Kendinizi Gerçekleştirmenin Önündeki Gizli Engel: Onaylanma İhtiyacı
onaylanmadığımız zaman yaşadığımız kaygı, endişe, yoksunluk, çaresizlik, öfke ve depresyon aslında kendimizi gerçekleştiremediğimizi, yarım kaldığımızı hissettirir. eğer onay almak istediğimiz bu kişi partnerimiz ise, yoğun aşk acısı (yoksunluk) hisseder ve kendimizi hiç yapmayacağımız şeyler yaparken buluruz. onaylanma şemamızda arızalar varsa, bunları tetikleyecek kişileri seçer, onların peşinden gideriz. bu durum onay alıncaya kadar da devam eder... aslında çoğu zaman kişiliğimiz sandığımız ve memnun olmadığımız, hatta suçladığımız davranışlar gösteren ''biz'' gerçek biz değiliz. bu, sadece alt yapımızdaki olumsuz bilincin tetiklenmesi ile ortaya çıkan bir karakter diyebiliriz. bu sebeple kendimizi suçlamak ve nefret etmek yerine sebeplerini bilmek daha faydalıdır.
onaylanma şeması; başkalarının onayına, takdirine ve beğenisine ihtiyaç duyma halidir. temeli çocukluktan gelir. anne babanın onaylamadığı şeyler karşısında çocuğun kaygılanması ile anne baba onayı alarak hayatına devam etmesini ve istediklerini bu şekilde aldığını öğrenmesidir. ihtiyaçlarını da bu şekilde karşılamayı öğrenir. koşullu sevgi, kontrol edilme, manipüle edilme gibi eylemlerin yansımasıdır.
ilişkide olduğu diğer davranış kalıpları; kontrol, fedakarlık ve boyun eğmedir. çünkü onay almak için yeri gelir fedakarlık yapar, yeri gelir boyun eğerek biat ederiz. bir nevi kontrolü sağlamak için oyunu karşı tarafın istediği gibi oynaması gerektiğini düşünür, kontrolü karşı tarafa bırakırız. bu da kontrol problemini de ön plana çıkarır. bu kişiler kırılgan olduğu için (çünkü başkalarının düşünceleri önemlidir) kontrolü sağlayamayacaklarını düşündükleri tüm çatışmalardan da kaçınırlar ve uzlaşmacı gözükürler. yapmaması gereken yerde özür diler, atmaması gereken yerde ilk adımı atar, olmaması gereken yerde başkalarının yapması gereken şeyleri de yaparlar.

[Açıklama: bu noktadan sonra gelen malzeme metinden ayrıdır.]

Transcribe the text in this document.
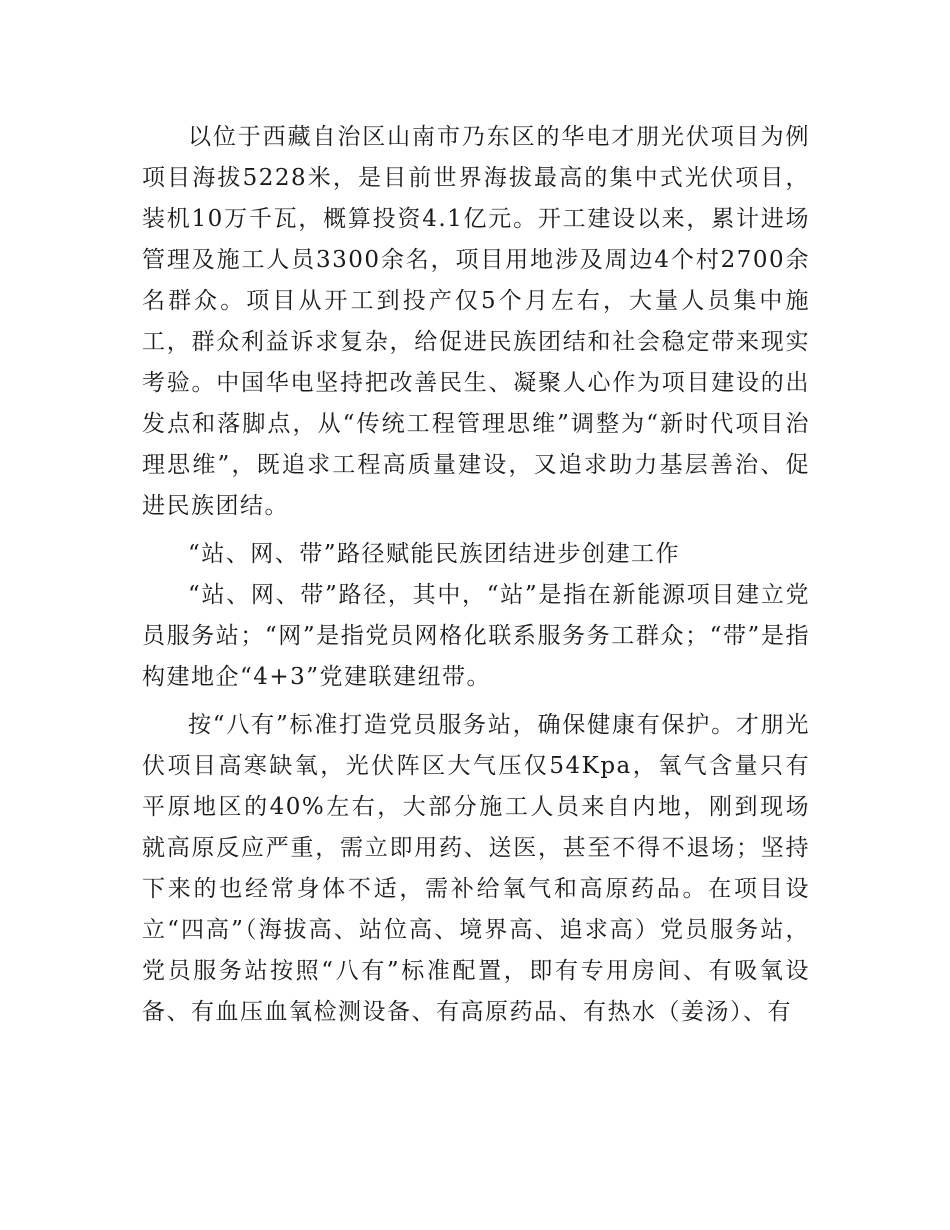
以位于西藏自治区山南市乃东区的华电才朋光伏项目为例项目海拔5228米，是目前世界海拔最高的集中式光伏项目，装机10万千瓦，概算投资4.1亿元。开工建设以来，累计进场管理及施工人员3300余名，项目用地涉及周边4个村2700余名群众。项目从开工到投产仅5个月左右，大量人员集中施工，群众利益诉求复杂，给促进民族团结和社会稳定带来现实考验。中国华电坚持把改善民生、凝聚人心作为项目建设的出发点和落脚点，从“传统工程管理思维”调整为“新时代项目治理思维”，既追求工程高质量建设，又追求助力基层善治、促进民族团结。

“站、网、带”路径赋能民族团结进步创建工作

“站、网、带”路径，其中，“站”是指在新能源项目建立党员服务站；“网”是指党员网格化联系服务务工群众；“带”是指构建地企“4+3”党建联建纽带。

按“八有”标准打造党员服务站，确保健康有保护。才朋光伏项目高寒缺氧，光伏阵区大气压仅54Kpa，氧气含量只有平原地区的40%左右，大部分施工人员来自内地，刚到现场就高原反应严重，需立即用药、送医，甚至不得不退场；坚持下来的也经常身体不适，需补给氧气和高原药品。在项目设立“四高”（海拔高、站位高、境界高、追求高）党员服务站，党员服务站按照“八有”标准配置，即有专用房间、有吸氧设备、有血压血氧检测设备、有高原药品、有热水（姜汤）、有
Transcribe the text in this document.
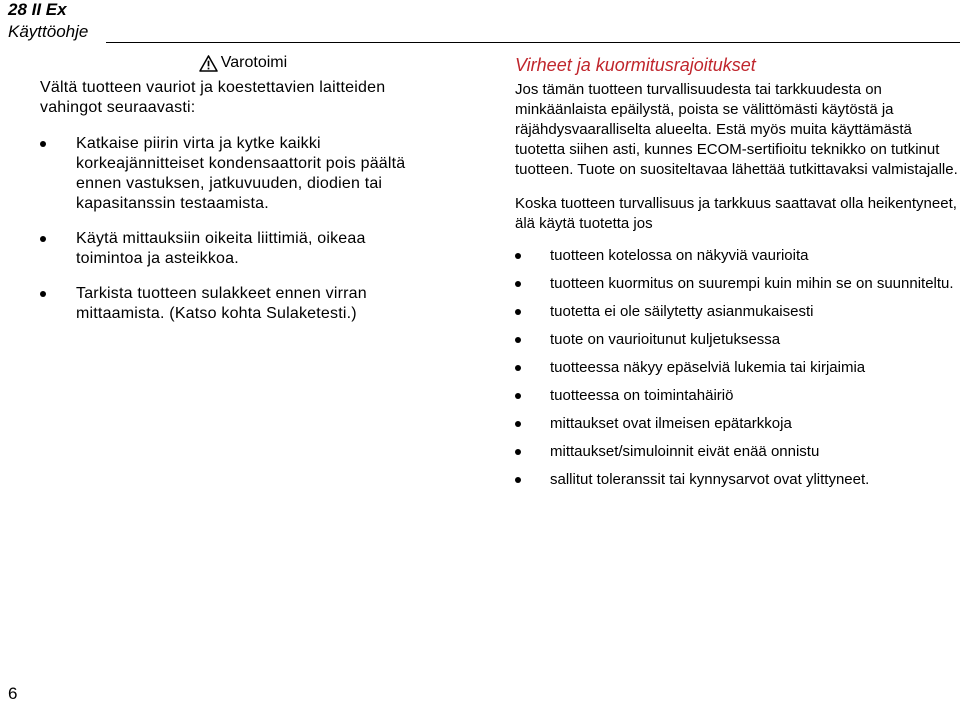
28 II Ex
Käyttöohje
Varotoimi
Vältä tuotteen vauriot ja koestettavien laitteiden vahingot seuraavasti:
Katkaise piirin virta ja kytke kaikki korkeajännitteiset kondensaattorit pois päältä ennen vastuksen, jatkuvuuden, diodien tai kapasitanssin testaamista.
Käytä mittauksiin oikeita liittimiä, oikeaa toimintoa ja asteikkoa.
Tarkista tuotteen sulakkeet ennen virran mittaamista. (Katso kohta Sulaketesti.)
Virheet ja kuormitusrajoitukset

Jos tämän tuotteen turvallisuudesta tai tarkkuudesta on minkäänlaista epäilystä, poista se välittömästi käytöstä ja räjähdysvaaralliselta alueelta. Estä myös muita käyttämästä tuotetta siihen asti, kunnes ECOM-sertifioitu teknikko on tutkinut tuotteen. Tuote on suositeltavaa lähettää tutkittavaksi valmistajalle.

Koska tuotteen turvallisuus ja tarkkuus saattavat olla heikentyneet, älä käytä tuotetta jos

tuotteen kotelossa on näkyviä vaurioita
tuotteen kuormitus on suurempi kuin mihin se on suunniteltu.
tuotetta ei ole säilytetty asianmukaisesti
tuote on vaurioitunut kuljetuksessa
tuotteessa näkyy epäselviä lukemia tai kirjaimia
tuotteessa on toimintahäiriö
mittaukset ovat ilmeisen epätarkkoja
mittaukset/simuloinnit eivät enää onnistu
sallitut toleranssit tai kynnysarvot ovat ylittyneet.
6
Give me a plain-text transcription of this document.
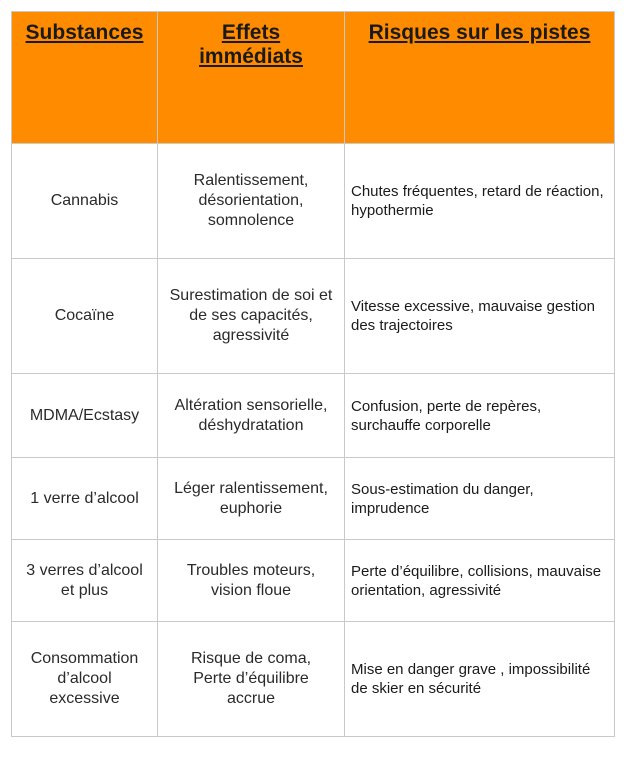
Substances	Effets immédiats	Risques sur les pistes
Cannabis	Ralentissement, désorientation, somnolence	Chutes fréquentes, retard de réaction, hypothermie
Cocaïne	Surestimation de soi et de ses capacités, agressivité	Vitesse excessive, mauvaise gestion des trajectoires
MDMA/Ecstasy	Altération sensorielle, déshydratation	Confusion, perte de repères, surchauffe corporelle
1 verre d’alcool	Léger ralentissement, euphorie	Sous-estimation du danger, imprudence
3 verres d’alcool et plus	Troubles moteurs, vision floue	Perte d’équilibre, collisions, mauvaise orientation, agressivité
Consommation d’alcool excessive	Risque de coma, Perte d’équilibre accrue	Mise en danger grave , impossibilité de skier en sécurité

bu kişilerde ciddi özgüven problemleri olur ve kendi kararları ancak başkaları tarafından onaylandığı zaman doğrudur, bu yüzden bu riski almak yerine başkalarının kararına uymayı tercih ettikleri durumlar daha çoktur. onaylanma şeması aktif olan dünyalar güzeli bir kadını çirkin olduğuna ikna edebilirsiniz. onaylanma şeması aktif olan ve müthiş bir icat çıkaran birisini başarısız olduğuna ikna edebilirsiniz. yine aynı şekilde tüm seçimleri doğru olan birini, yanlış tercihler yaptığına da ikna edebilirsiniz. bu da onların zayıf noktalarıdır. tüm bunların altında yukarıda saydığımız ve bahsettiğimiz ebeveynlerin, ''ben onaylamıyorsam doğru değildir'' mesajı yatar. bu da kişide mutlak onay mekanizmasını devreye sokar. çünkü o onay alınmadan ihtiyaç karşılanmaz, kişi kendisini gerçekleştiremez.

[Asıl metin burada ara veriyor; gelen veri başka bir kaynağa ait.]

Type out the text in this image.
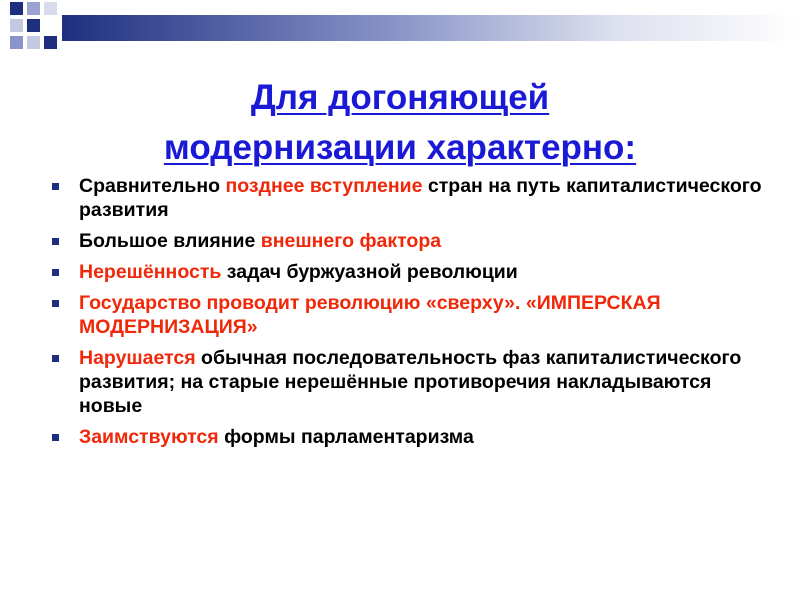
Для догоняющей
модернизации характерно:
Сравнительно позднее вступление стран на путь капиталистического развития
Большое влияние внешнего фактора
Нерешённость задач буржуазной революции
Государство проводит революцию «сверху». «ИМПЕРСКАЯ МОДЕРНИЗАЦИЯ»
Нарушается обычная последовательность фаз капиталистического развития; на старые нерешённые противоречия накладываются новые
Заимствуются формы парламентаризма
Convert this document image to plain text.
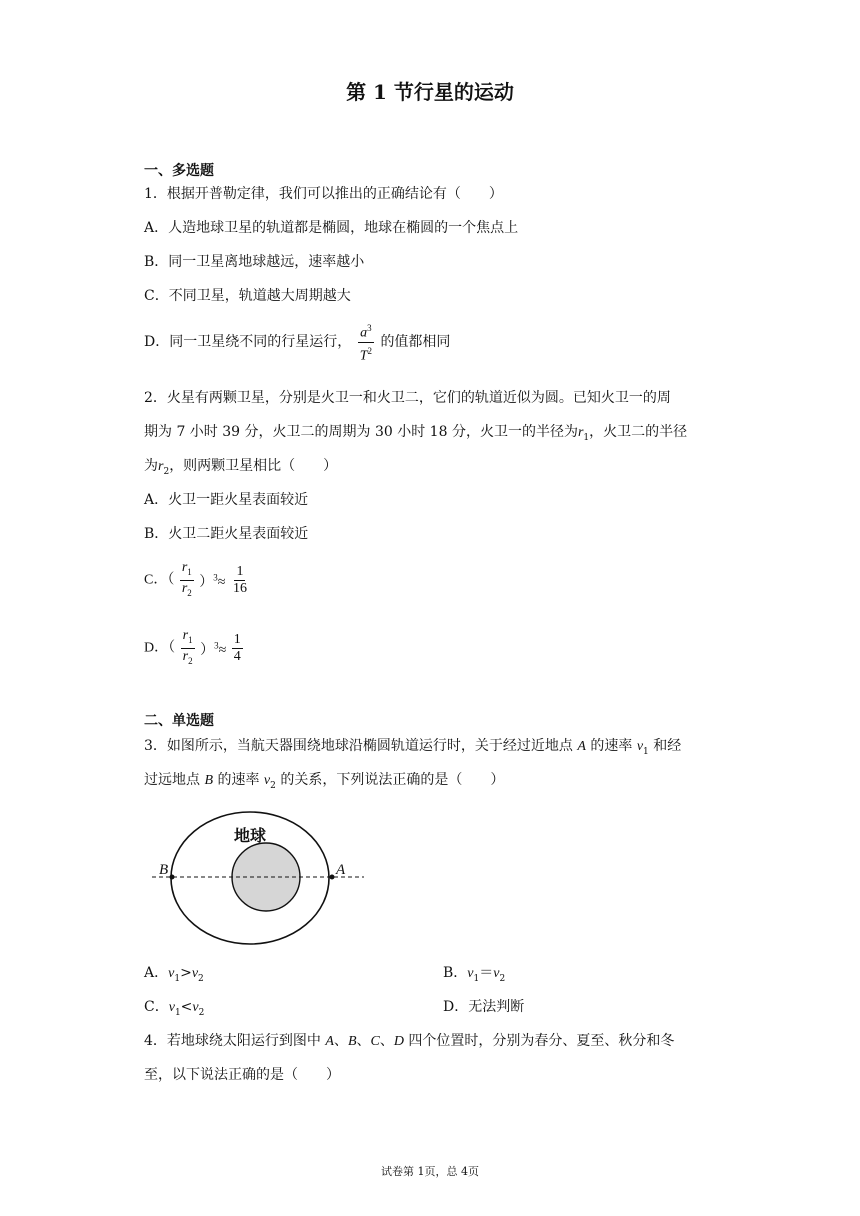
第 1 节行星的运动
一、多选题
1．根据开普勒定律，我们可以推出的正确结论有（　　）
A．人造地球卫星的轨道都是椭圆，地球在椭圆的一个焦点上
B．同一卫星离地球越远，速率越小
C．不同卫星，轨道越大周期越大
D．同一卫星绕不同的行星运行， $\frac{a^3}{T^2}$ 的值都相同
2．火星有两颗卫星，分别是火卫一和火卫二，它们的轨道近似为圆。已知火卫一的周
期为 7 小时 39 分，火卫二的周期为 30 小时 18 分，火卫一的半径为$r_1$，火卫二的半径
为$r_2$，则两颗卫星相比（　　）
A．火卫一距火星表面较近
B．火卫二距火星表面较近
C．（ $\frac{r_1}{r_2} )^3\approx \frac{1}{16}$
D．（ $\frac{r_1}{r_2} )^3\approx \frac{1}{4}$
二、单选题
3．如图所示，当航天器围绕地球沿椭圆轨道运行时，关于经过近地点 A 的速率 $v_1$ 和经
过远地点 B 的速率 $v_2$ 的关系，下列说法正确的是（　　）
地球
B	A
A．$v_1>v_2$	B．$v_1=v_2$
C．$v_1<v_2$	D．无法判断
4．若地球绕太阳运行到图中 A、B、C、D 四个位置时，分别为春分、夏至、秋分和冬
至，以下说法正确的是（　　）
试卷第 1页，总 4页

bu kişiler, sosyal hayatta ve ilişkilerde ise manipülasyona çok açık kişilerdir. onaylanma şemasına sahip kişiler, istediği gibi olmayan iletişim türlerinde çelişkiye düşerler. ( yaptıklarından emin değildirler) olmak istediği kişi ile hissettikleri arasında kaygılanmaya başlayınca, eğilimleri; ihtiyacını giderme noktasına kayacağı için ve ihtiyacı da diğer insanların onayı olduğu için kurban pozisyonuna geçerler. birisi bu çelişkiyi fark ettiğinde, olmak istediğimiz kişi olmadığımızı hissetmeye başlar ve onay alıncaya kadar o kişiyi ikna edici adımlar atarız. bu sosyal değerin düşmesi, kişisel savunmanın yıkılması, hayali/manevi inancın zedelenmesi gibi kişinin kendisini gerçekleştirmek için ördüğü yapıyı sarsar. aynı zamanda da kişiye yanlış duygular hissettirir. bu yanlış duygular arasında aşırı derecede yoksunluk, öfke, çaresizlik ve depresyon görülebilir.
mesela onay arayıcılık şeması aktif olan çok güzel bir kadına; ''çok güzelsiniz'' dediğinizde teşekkür eder ve sizi o an unutur. ( ekstra ilgisini çekecek bir şey olmadığını düşünelim) çünkü onu onayladınız ve o da kendisini gerçekleştirdi.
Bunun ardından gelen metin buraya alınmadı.